Of course, that’s not at all what happened. But the truth has never stopped the oil industry and its allies from trying to deceive the public about climate change. So it’s no surprise that 10 years later a similar group of special interests is opposing a new bill, SB 32 (Pavley), which would extend and strengthen AB 32’s low-carbon targets, using similar arguments threatening economic doom. If anything, their rhetoric has become even more over-heated and dishonest, particularly on the part of the oil industry, as I wrote about last year when California was debating another landmark bill to dramatically increase clean energy and efficiency and reduce oil consumption by half.

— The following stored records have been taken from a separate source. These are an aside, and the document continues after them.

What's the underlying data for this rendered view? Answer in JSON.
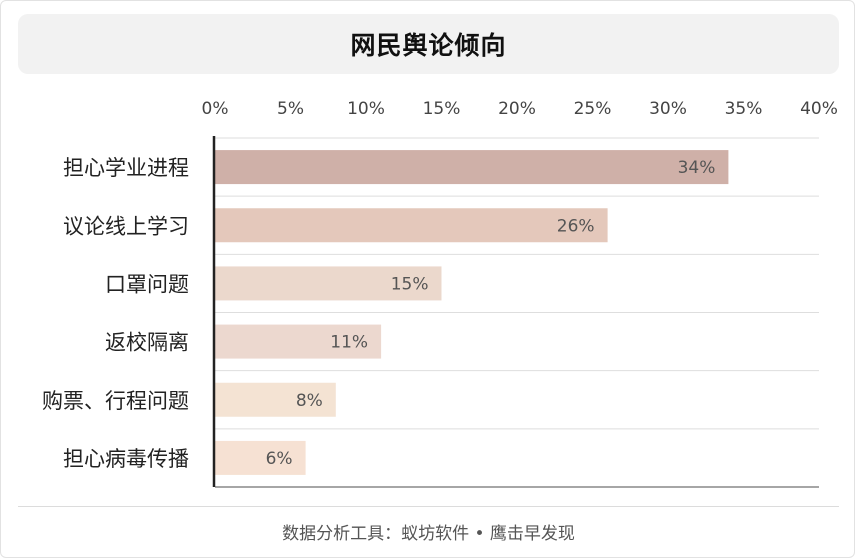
{
  "title": "网民舆论倾向",
  "footer": "数据分析工具：蚁坊软件 • 鹰击早发现",
  "chart_data": {
    "type": "bar",
    "orientation": "horizontal",
    "categories": [
      "担心学业进程",
      "议论线上学习",
      "口罩问题",
      "返校隔离",
      "购票、行程问题",
      "担心病毒传播"
    ],
    "values": [
      34,
      26,
      15,
      11,
      8,
      6
    ],
    "value_labels": [
      "34%",
      "26%",
      "15%",
      "11%",
      "8%",
      "6%"
    ],
    "colors": [
      "#cfb0a8",
      "#e4c8bb",
      "#ebd8cc",
      "#ecd8cf",
      "#f4e3d3",
      "#f6e1d3"
    ],
    "xlim": [
      0,
      40
    ],
    "xticks": [
      0,
      5,
      10,
      15,
      20,
      25,
      30,
      35,
      40
    ],
    "xtick_labels": [
      "0%",
      "5%",
      "10%",
      "15%",
      "20%",
      "25%",
      "30%",
      "35%",
      "40%"
    ],
    "xaxis_position": "top",
    "grid": true
  }
}
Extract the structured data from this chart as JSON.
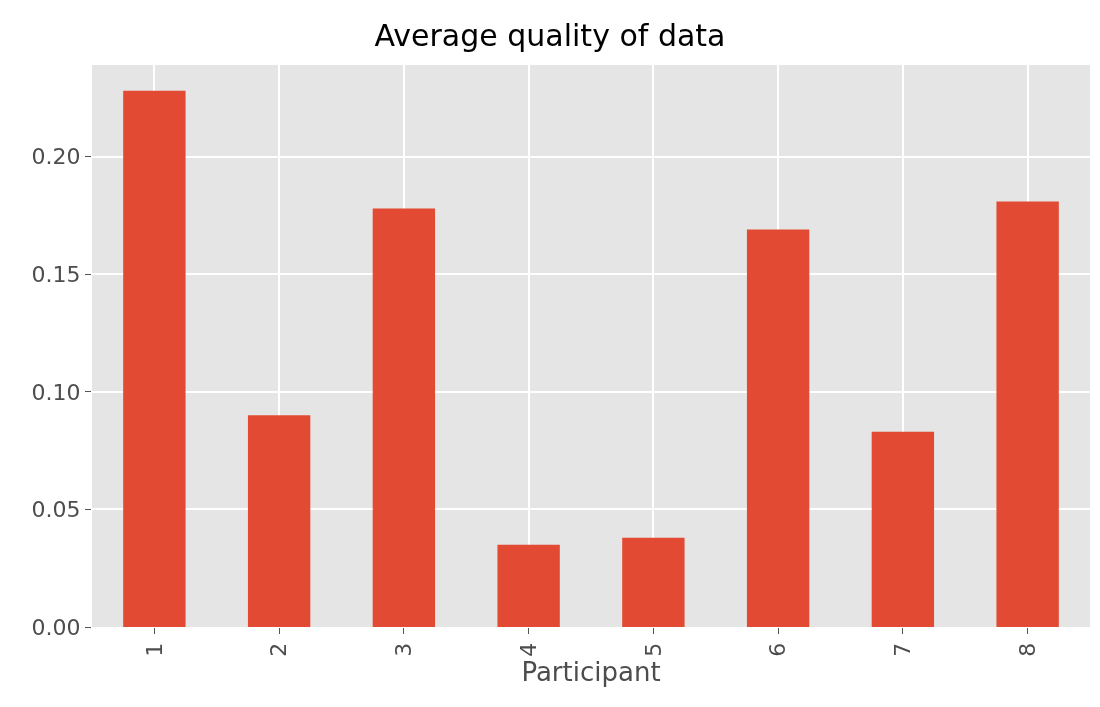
{
  "chart_data": {
    "type": "bar",
    "title": "Average quality of data",
    "xlabel": "Participant",
    "categories": [
      "1",
      "2",
      "3",
      "4",
      "5",
      "6",
      "7",
      "8"
    ],
    "values": [
      0.228,
      0.09,
      0.178,
      0.035,
      0.038,
      0.169,
      0.083,
      0.181
    ],
    "color": "#e24a33",
    "ylim": [
      0,
      0.239
    ],
    "yticks": [
      {
        "value": 0,
        "label": "0.00"
      },
      {
        "value": 0.05,
        "label": "0.05"
      },
      {
        "value": 0.1,
        "label": "0.10"
      },
      {
        "value": 0.15,
        "label": "0.15"
      },
      {
        "value": 0.2,
        "label": "0.20"
      }
    ],
    "grid": true,
    "legend": false
  }
}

This year we have already seen a torrent of lobbying and enormous campaign contributions from fossil fuel interests to elected legislators and candidates intended to have a chilling effect on efforts to go further with SB 32 this year. But experience is on our side, if people are willing to look at the facts. I will be writing in coming weeks on how and why we got to where we are over the last 10 years and the compelling need to go much further.

For now, the bottom line is that an aggressive economy-wide reduction in global warming pollution is taking place at the same time that California is showing impressive—some say “booming”—economic growth. In a season of seemingly relentless bad news—civil violence, fires and floods, political craziness, zika virus—this is especially good news. But this information is rarely discussed in the media, since it’s been a slow-moving evolution rather than a singular, dramatic event.

AB32’s success is a story encompassing many developments working together over time, and it is hard to describe as a single solution. But it is important that people know about California’s effective climate policies because they set a vital example for the rest of the country and much of the world. AB 32, 10 years later, also demonstrates to Californians that we can prosper and grow while we go further to accomplish real—and urgently needed—reductions in the pollution causing global warming.